04 diciembre 2016

Los límites de la literatura

A la literatura nada humano —ni siquiera inhumano— le es ajeno. Cuando se habla de los límites de su contenido se corre el riesgo de dejar en la puerta aquello que se considera desagradable, malo o inconveniente sin más. Como no hay unanimidad sobre qué es desagradable, malo o inconveniente, más vale que todos los temas puedan entrar. De hecho, no se trata de que sea recomendable: es inevitable. El límite continental de la literatura es el tamaño del papel.
Y ahí cabe todo. El papel, como suele decirse, lo aguanta todo. Aunque, al menos en nuestra cultura, la sexualidad, la pornografía, las perversiones o las violaciones siempre parecen tener que justificar su presencia en el mundo de las letras, como si no bastara su mera existencia en el mundo real. Y, sobre todo, como si escribir ficción sobre unos hechos significara necesariamente legitimarlos.
Sade es un apestado del que se imagina más de lo que se conoce. Nabokov tuvo que pasarse la vida desmintiendo que fuera un pedófilo por haber escrito Lolita. En cambio, nadie le pregunta a Stephen King si tiene inclinaciones criminales psicopáticas. La herencia del dios bíblico, siempre lleno de violencia y vacío de sexo, no parece ajena a esos amagos censores selectivos. No: en literatura no hay temas tabú, ni siquiera el del aburrimiento.
En la cuestión formal, parece claro que hay que evitar o moderar el uso de algunos giros, expresiones, supuestos recursos o descuidos que embotan la transmisión del mensaje literario. Por eficacia, no por imperativo. Eso es la estética o la belleza de una obra literaria: la eficacia en la transmisión. La literatura es forma; la forma de mejor comunicar por escrito.

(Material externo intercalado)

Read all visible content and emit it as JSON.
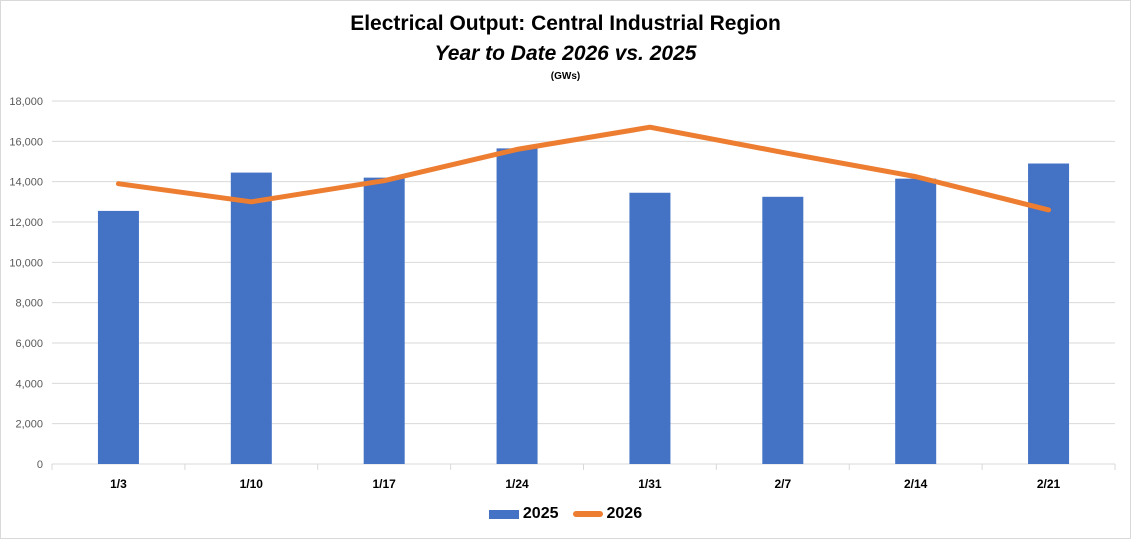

Lo que se quiere comunicar, o quién lo quiere comunicar, queda al margen.
Hablando de la forma, en el taller de escritura creativa de Herr Professor que sufrí durante un tiempo (ha concluido) ocurrió el otro día algo curioso. Herr Professor enumeró una serie de usos y costumbres a evitar en narrativa por el bien de la forma. Algunas de esas indicaciones eran evidentes o casi: evitar aliteraciones o rimas internas; tener cuidado con los gerundios o los adverbios; moderar el uso del adjetivo o el hipérbaton; huir de las frases hechas y los lugares comunes, etcétera. Y, de pronto, Herr Professor dijo que en narrativa es mejor que no aparezcan los sueños de los personajes.
No entendí el motivo de esa afirmación, así que le pregunté. La respuesta de Herr Professor fue confusa: su experiencia como funcionario de la palabra así parecía aconsejarlo. Le comenté que en mis novelas suelo mencionar los sueños de los personajes, siempre dejando claro que se trata de sueños y no de otra cosa, y sin que ocupen páginas y páginas sino apenas unas líneas cada vez que aparecen. Le dije que lo hago porque aportan información a la historia o ayudan a caracterizar al personaje. Añadí que ninguna novela que yo recuerde relata los sueños de los personajes, así que le pregunté por alguna que pudiera leer para comprobar por mí mismo lo acertada que era su opinión. No pudo darme ningún título.
Supongo que Herr Professor debía de referirse al recurso irritante de contar una historia larga y compleja para desvelar al final, sorpresivamente, que todo fue un sueño; algo como lo que ocurre con Alicia en el País de las Maravillas. Supongo; pero no lo sé, porque no lo dijo. Se limitó a decir que su experiencia le llevaba a la conclusión antisueños, y que las editoriales no aceptaban novelas con sueños. Argumentos al margen de la cuestión: la calidad, la belleza, la eficacia de la transmisión. La literatura.
Es evidente que en un texto narrativo puede contarse cualquier cosa que haga o que le hagan al personaje siempre que contribuya a hacer la narración eficaz. El personaje anda, come, defeca, enferma, sana, huye, gana, pierde, copula, roba, mata, muere, duerme… y sueña. Naturalmente, un sueño puede relatarse bien o mal; puede contarse o mostrarse; narrarse en presente o en pasado; puede venir a cuento o no; puede ser sucinto o farragoso, verosímil o inverosímil. Pero, puesto que no hay motivo para no contar un encuentro sexual o un banquete, no veo cuál puede haber para no contar un sueño. Cuando se hacen este tipo de afirmaciones formales conviene tener argumentos para justificarlas, sobre todo si se cobra por hacerlas.
Claro que relatar un sueño, como relatar una escena erótica, es especialmente difícil. En ambas circunstancias, la conciencia se relaja o desaparece. Pero se trata de relatarlas bien, no de evitarlas. Sencillamente porque son inevitables.